Artphilein Collection on Display: Giulia Napoleone

Artphilein Collection on Display: Giulia Napoleone

On the last week of January 2016, Choisi proposes a moment of reflection on the memory displaying the artwork by Giulia Napoleone Palmira – Cittadella, from the collection of Artphilein Foundation, shown together with Claudia Wettstein’s photographs of this ancient Syrian city.

Between 2003 and 2009 Giulia Napoleone lived between Italy and Syria, where she taught painting and graphics at the P.U.S.A. University of Aleppo. In Palmira – Cittadella (2005-2007), an ink drawing on paper, the artist sublimates and condenses her suggestions and visions of the fortress of Palmyra and of the Syrian desert, a rarefied landscape once crossed by the caravans traveling on the Silk Road.

The archeological site of Palmyra has been destroyed by bombs in 2015. Claudia Wettstein’s photographs give testimony of its beauty, which now belongs only to the memory. The juxtaposition of these photos and Giulia Napoleone’s work allows a peculiar understanding of the artist’s technique and sensitivity.

Giulia Napoleone was born in Pescara in 1936. In 1957 she attended the Academy of Fine Arts in Rome and she began to experiment etching techniques. Since 1965 she has been frequenting the Sala Studio at the Calcografia Nazionale in Rome. In 1967 she specialized in engraving at the Rijksmuseum in Amsterdam. The paper is her preferred support for ink, watercolor and pastel artworks, and for her etchings and copper engravings. In parallel to her artistic researchs and achievements, Giulia Napoleone carried on an important educational activity. In 1986 and 1999, she participated in two editions of the Quadriennale Nazionale d’Arte in Rome; in 1997 the Istituto Nazionale per la Grafica dedicated to her a retrospective show; in 2001 the Fondo Giulia Napoleone was initiated at the Museum Villa dei Cedri in Bellinzona. Giulia Napoleone exhibits regularly in Italy and abroad.

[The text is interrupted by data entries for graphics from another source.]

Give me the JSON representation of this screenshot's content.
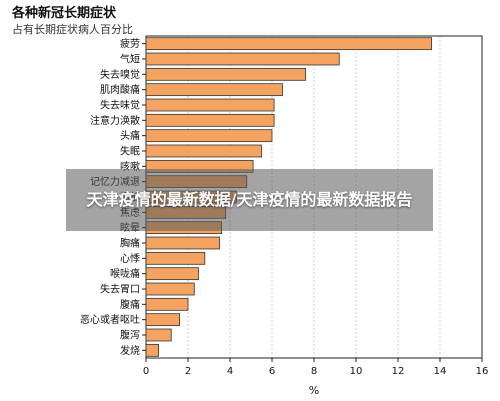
{
  "chart_data": {
    "type": "bar",
    "orientation": "horizontal",
    "title": "各种新冠长期症状",
    "subtitle": "占有长期症状病人百分比",
    "xlabel": "%",
    "ylabel": "",
    "xlim": [
      0,
      16
    ],
    "xticks": [
      "0",
      "2",
      "4",
      "6",
      "8",
      "10",
      "12",
      "14",
      "16"
    ],
    "grid": "vertical",
    "bar_color": "#f4a460",
    "bar_edge_color": "#333333",
    "categories": [
      "疲劳",
      "气短",
      "失去嗅觉",
      "肌肉酸痛",
      "失去味觉",
      "注意力涣散",
      "头痛",
      "失眠",
      "咳嗽",
      "记忆力减退",
      "抑郁",
      "焦虑",
      "眩晕",
      "胸痛",
      "心悸",
      "喉咙痛",
      "失去胃口",
      "腹痛",
      "恶心或者呕吐",
      "腹泻",
      "发烧"
    ],
    "values": [
      13.6,
      9.2,
      7.6,
      6.5,
      6.1,
      6.1,
      6.0,
      5.5,
      5.1,
      4.8,
      4.3,
      3.8,
      3.6,
      3.5,
      2.8,
      2.5,
      2.3,
      2.0,
      1.6,
      1.2,
      0.6
    ]
  },
  "overlay": {
    "text": "天津疫情的最新数据/天津疫情的最新数据报告"
  }
}
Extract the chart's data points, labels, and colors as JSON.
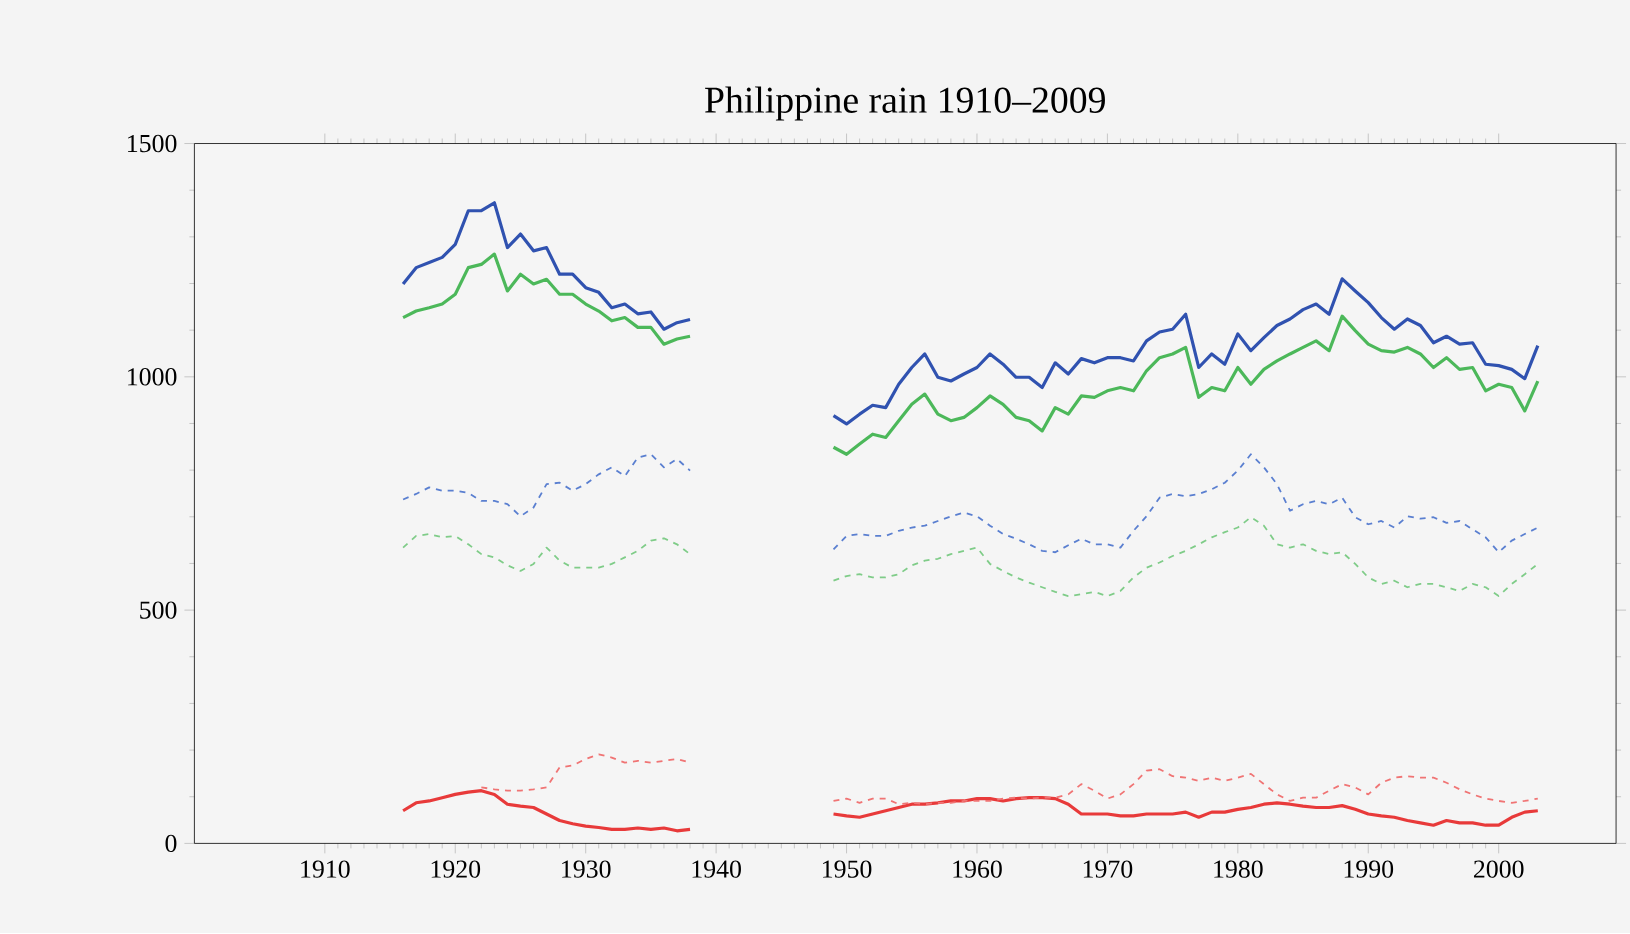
{
  "chart_data": {
    "type": "line",
    "title": "Philippine rain 1910–2009",
    "x": [
      1916,
      1917,
      1918,
      1919,
      1920,
      1921,
      1922,
      1923,
      1924,
      1925,
      1926,
      1927,
      1928,
      1929,
      1930,
      1931,
      1932,
      1933,
      1934,
      1935,
      1936,
      1937,
      1938,
      1939,
      1940,
      1941,
      1942,
      1943,
      1944,
      1945,
      1946,
      1947,
      1948,
      1949,
      1950,
      1951,
      1952,
      1953,
      1954,
      1955,
      1956,
      1957,
      1958,
      1959,
      1960,
      1961,
      1962,
      1963,
      1964,
      1965,
      1966,
      1967,
      1968,
      1969,
      1970,
      1971,
      1972,
      1973,
      1974,
      1975,
      1976,
      1977,
      1978,
      1979,
      1980,
      1981,
      1982,
      1983,
      1984,
      1985,
      1986,
      1987,
      1988,
      1989,
      1990,
      1991,
      1992,
      1993,
      1994,
      1995,
      1996,
      1997,
      1998,
      1999,
      2000,
      2001,
      2002,
      2003
    ],
    "series": [
      {
        "color": "#3052b0",
        "line_style": "solid",
        "values": [
          1199,
          1234,
          1245,
          1256,
          1284,
          1356,
          1356,
          1373,
          1277,
          1306,
          1270,
          1277,
          1220,
          1220,
          1191,
          1181,
          1148,
          1156,
          1135,
          1139,
          1102,
          1116,
          1123,
          null,
          null,
          null,
          null,
          null,
          null,
          null,
          null,
          null,
          null,
          917,
          899,
          920,
          939,
          934,
          984,
          1020,
          1049,
          999,
          991,
          1006,
          1020,
          1049,
          1027,
          999,
          999,
          977,
          1030,
          1006,
          1039,
          1030,
          1041,
          1041,
          1034,
          1077,
          1096,
          1102,
          1134,
          1020,
          1049,
          1027,
          1092,
          1056,
          1084,
          1110,
          1124,
          1144,
          1156,
          1134,
          1210,
          1184,
          1159,
          1127,
          1102,
          1124,
          1110,
          1073,
          1087,
          1070,
          1073,
          1027,
          1024,
          1016,
          996,
          1067
        ]
      },
      {
        "color": "#4cb85a",
        "line_style": "solid",
        "values": [
          1127,
          1141,
          1148,
          1156,
          1177,
          1234,
          1241,
          1263,
          1184,
          1220,
          1199,
          1209,
          1177,
          1177,
          1156,
          1141,
          1120,
          1127,
          1106,
          1106,
          1070,
          1081,
          1087,
          null,
          null,
          null,
          null,
          null,
          null,
          null,
          null,
          null,
          null,
          849,
          834,
          856,
          877,
          870,
          906,
          941,
          963,
          920,
          906,
          913,
          934,
          959,
          941,
          913,
          906,
          884,
          934,
          920,
          959,
          956,
          970,
          977,
          970,
          1013,
          1041,
          1049,
          1063,
          956,
          977,
          970,
          1020,
          984,
          1016,
          1034,
          1049,
          1063,
          1077,
          1056,
          1130,
          1099,
          1070,
          1056,
          1053,
          1063,
          1049,
          1020,
          1041,
          1016,
          1020,
          970,
          984,
          977,
          927,
          991
        ]
      },
      {
        "color": "#e83a3a",
        "line_style": "solid",
        "values": [
          70,
          87,
          91,
          98,
          105,
          110,
          113,
          105,
          84,
          80,
          77,
          63,
          49,
          42,
          37,
          34,
          30,
          30,
          33,
          30,
          33,
          27,
          30,
          null,
          null,
          null,
          null,
          null,
          null,
          null,
          null,
          null,
          null,
          63,
          59,
          56,
          63,
          70,
          77,
          84,
          84,
          87,
          91,
          91,
          96,
          96,
          91,
          96,
          98,
          98,
          96,
          84,
          63,
          63,
          63,
          59,
          59,
          63,
          63,
          63,
          67,
          56,
          67,
          67,
          73,
          77,
          84,
          87,
          84,
          80,
          77,
          77,
          81,
          73,
          63,
          59,
          56,
          49,
          44,
          39,
          49,
          44,
          44,
          39,
          39,
          56,
          67,
          70
        ]
      },
      {
        "color": "#5a7fd0",
        "line_style": "dashed",
        "values": [
          737,
          749,
          763,
          756,
          756,
          751,
          734,
          734,
          727,
          701,
          720,
          770,
          773,
          756,
          770,
          791,
          806,
          787,
          827,
          834,
          806,
          824,
          799,
          null,
          null,
          null,
          null,
          null,
          null,
          null,
          null,
          null,
          null,
          630,
          659,
          663,
          659,
          659,
          670,
          677,
          681,
          691,
          701,
          709,
          701,
          681,
          663,
          653,
          641,
          627,
          624,
          639,
          653,
          641,
          641,
          634,
          670,
          701,
          741,
          749,
          744,
          749,
          759,
          773,
          799,
          834,
          806,
          770,
          713,
          727,
          734,
          727,
          741,
          699,
          684,
          691,
          677,
          701,
          696,
          699,
          687,
          691,
          673,
          656,
          624,
          649,
          663,
          677
        ]
      },
      {
        "color": "#7fcc88",
        "line_style": "dashed",
        "values": [
          634,
          659,
          663,
          656,
          659,
          641,
          620,
          613,
          596,
          584,
          599,
          634,
          606,
          591,
          591,
          591,
          599,
          613,
          627,
          649,
          654,
          641,
          620,
          null,
          null,
          null,
          null,
          null,
          null,
          null,
          null,
          null,
          null,
          563,
          573,
          577,
          570,
          570,
          577,
          596,
          606,
          610,
          620,
          627,
          634,
          599,
          584,
          570,
          559,
          549,
          539,
          530,
          534,
          539,
          530,
          541,
          570,
          591,
          602,
          616,
          627,
          641,
          656,
          667,
          677,
          699,
          681,
          641,
          634,
          641,
          627,
          620,
          624,
          599,
          570,
          556,
          563,
          549,
          556,
          556,
          549,
          541,
          556,
          549,
          530,
          556,
          577,
          599
        ]
      },
      {
        "color": "#f07474",
        "line_style": "dashed",
        "values": [
          null,
          null,
          null,
          null,
          null,
          null,
          120,
          116,
          113,
          113,
          116,
          120,
          163,
          167,
          181,
          191,
          184,
          173,
          177,
          173,
          177,
          181,
          173,
          null,
          null,
          null,
          null,
          null,
          null,
          null,
          null,
          null,
          null,
          91,
          96,
          87,
          96,
          96,
          84,
          87,
          84,
          87,
          87,
          91,
          91,
          91,
          96,
          98,
          96,
          98,
          98,
          105,
          127,
          113,
          96,
          105,
          127,
          156,
          159,
          144,
          141,
          134,
          141,
          134,
          141,
          149,
          127,
          105,
          91,
          98,
          98,
          113,
          127,
          120,
          105,
          130,
          141,
          144,
          141,
          141,
          130,
          116,
          105,
          96,
          91,
          87,
          91,
          96
        ]
      }
    ],
    "xlim": [
      1900,
      2009
    ],
    "ylim": [
      0,
      1500
    ],
    "xticks": [
      1910,
      1920,
      1930,
      1940,
      1950,
      1960,
      1970,
      1980,
      1990,
      2000
    ],
    "yticks": [
      0,
      500,
      1000,
      1500
    ]
  }
}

Claudia Wettstein is a scientific illustrator of archeology. She is a founding member of the Archaeological Association in Ticino and part of the Executive Committee. For many years she participated at the archaeological missions directed by Giorgio and Marilyn Buccellati in Tell Mozan, the site of the ancient city of Urkesh, in the northeast of Syria.